For awards season nerds – this writer included – the Golden Globes are the odd duck of the run-up to the Oscars. It’s a ceremony that makes strange choices and often seems to be more interested in who the HFPA can get on the red carpet than in awarding the best films and filmmaking of the year gone by. The ceremony only has a 60% record for predicting the Best Picture Oscar over the last 20 years, despite the fact it always has two bites at the cherry.
The issue with the Golden Globes comes down to this distinction between films that fall into its ‘Drama’ categories and those that are positioned in the ‘Musical or Comedy’ field. Every year, this creates a strange situation where films that have anything more than a couple of chuckles rippling through the audience in their early screenings are thrown into the ‘Musical or Comedy’ categories.

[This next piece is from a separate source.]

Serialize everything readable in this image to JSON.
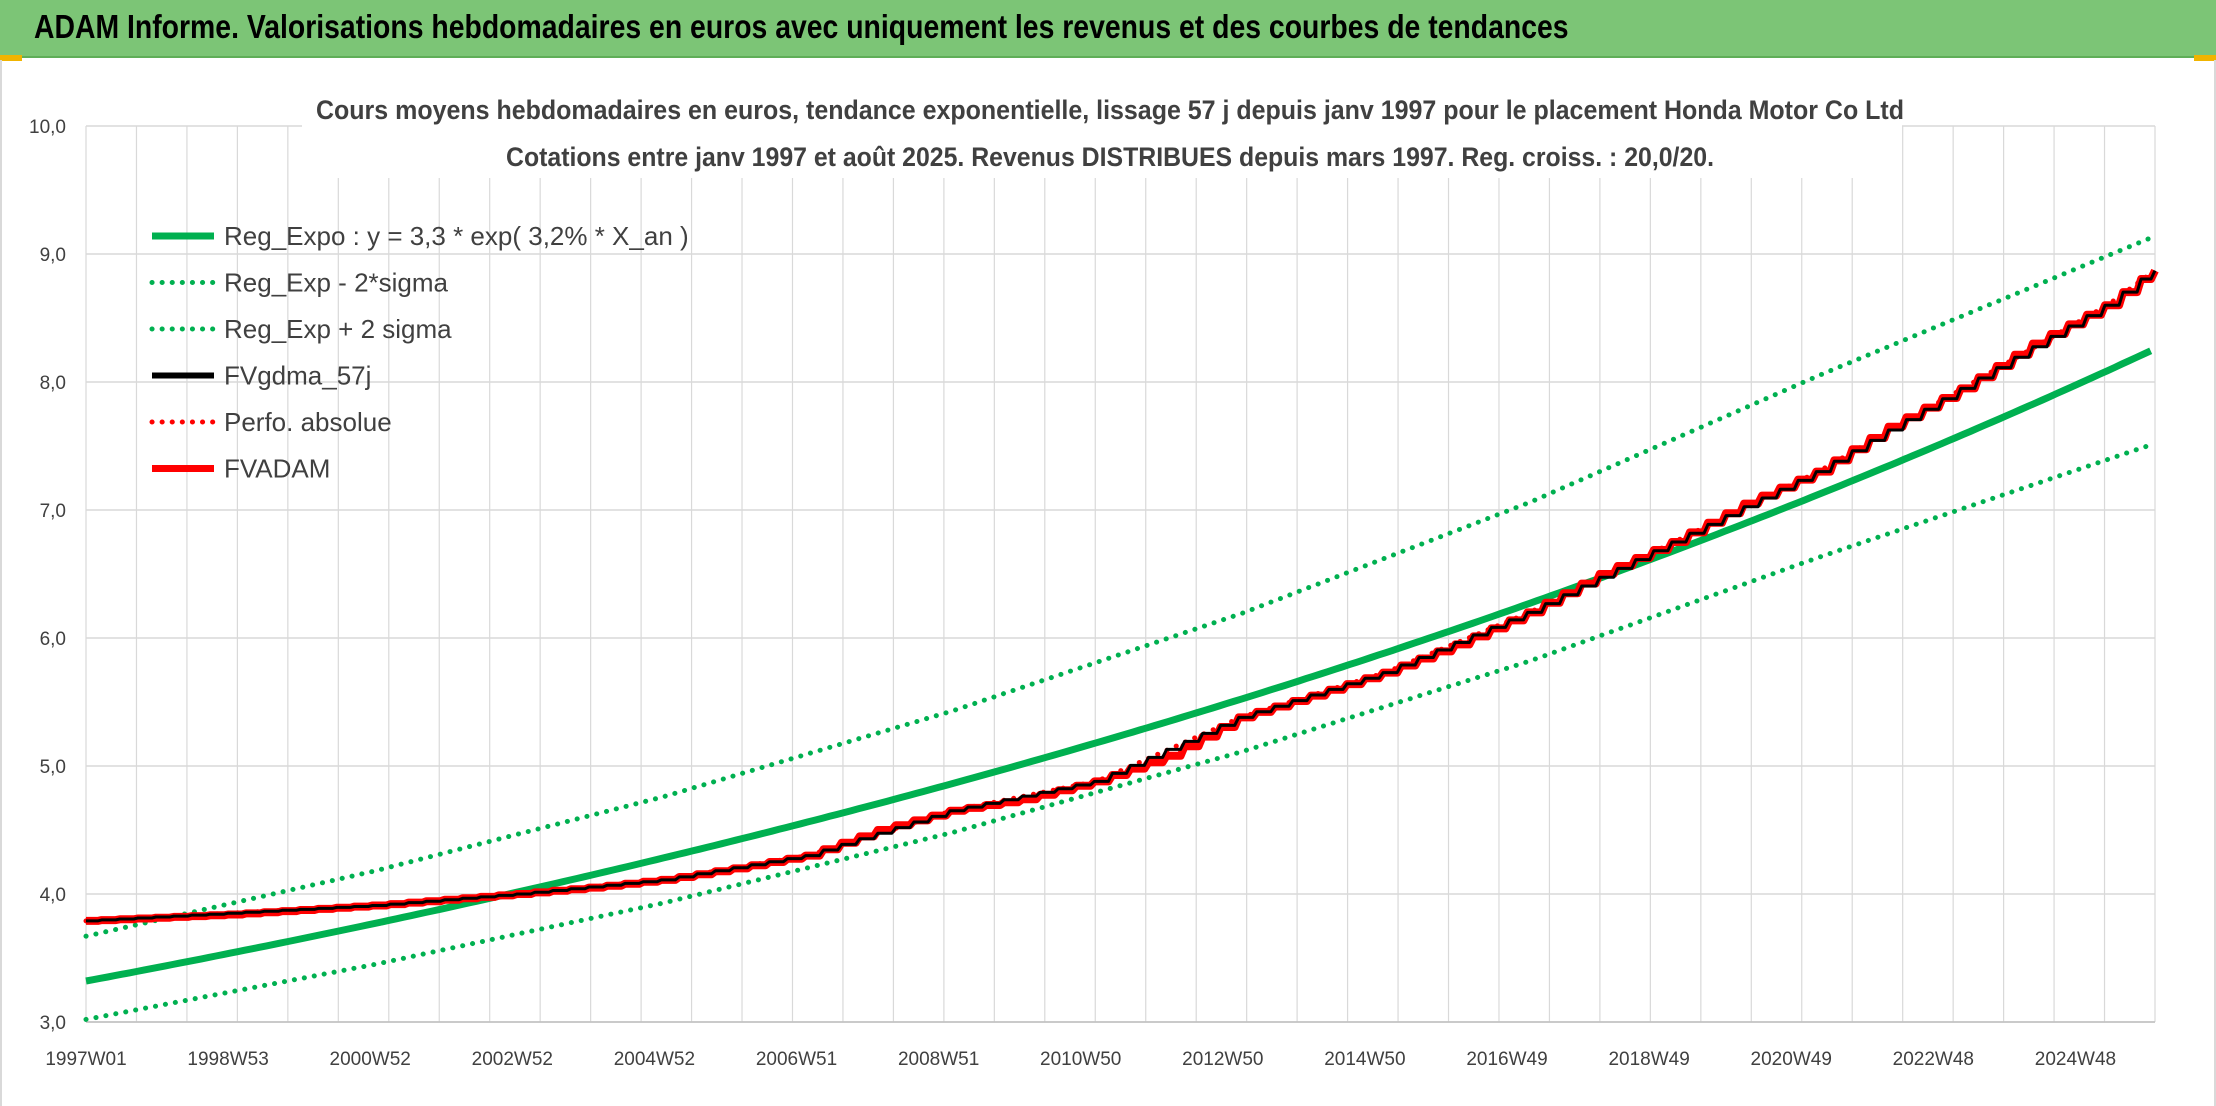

This hides them from the big hitters in the dramatic categories, whether that’s fair or not. It’s a cowardly move from distributors seeking to avoid the competition of the more crowded categories. Comedy supremo Judd Apatow has described this sort of strategy as a “punk move” in the past – and it’s tough to disagree with him.
On the face of it, though, this sort of category fraud can feel like a good thing for movies like Get Out, which would have been unlikely to even get a nomination in the ‘Drama’ category. A couple of years ago, Ridley Scott’s The Martian won two awards at the Golden Globes thanks to its perhaps undeserved classification as a comedy. It wouldn’t have come close to those prizes had it been competing against The Revenant or Spotlight, which won that year’s Oscar for Best Picture. If lighter movies want awards season attention, they have to compete as comedies.
However, this flies in the face of actual comedy films. The genre is notoriously under-represented at awards ceremonies. In the last 20 years, only three winners of the Golden Globe award for ‘Musical or Comedy’ have gone on to win the big prize at the Academy Awards. The Golden Globe category is a rare opportunity for comedy to shine, so it must be frustrating for comedy filmmakers to see their work being usurped and minimised by films that simply have a few funny lines in the script.
All of that brings us back to the issue of how useful, or in this case useless, the Golden Globes are as a tool for predicting the Oscars. The problems are twofold. Firstly, the category split inflates the perceived chances of films that never really stand a chance, from The Kids Are All Right in 2010 to American Hustle in 2013. These films are given a credence in the race they don’t necessarily deserve, which makes picking a winner tougher.
Secondly, splitting the ‘Drama’ category and the ‘Musical or Comedy’ movies stifles the competition between the different runners. Last year, for example, La La Land and Moonlight competed in separate categories at the Golden Globes, so that ceremony gave no insight into which of those two films was a more likely winner. The same is likely to be true this year, where the highly-fancied Lady Bird is competing in the ‘Musical or Comedy’ category, away from the likes of The Shape of Water and Three Billboards Outside Ebbing, Missouri.
This is particularly a problem in this year’s acting races. On the male side of things, James Franco’s comedic turn as Tommy Wiseau in The Disaster Artist will be kept separate from competitors like Timothée Chalamet for Call Me By Your Name and Daniel Day-Lewis for Phantom Thread, which will be his final screen performance. It’s true for the women, too, with Saoirse Ronan’s Lady Bird work kept away from a highly competitive race against Frances McDormand (Three Billboards), Meryl Streep (The Post) and Sally Hawkins (The Shape of Water).
The Golden Globes are essentially useless in predicting the Academy Awards, as they obscure the true competition that will be present at the Oscars. More than any of the other glamorous ceremonies during awards season, the Globes are a distracting explosion of glitter and noise that signify very little indeed.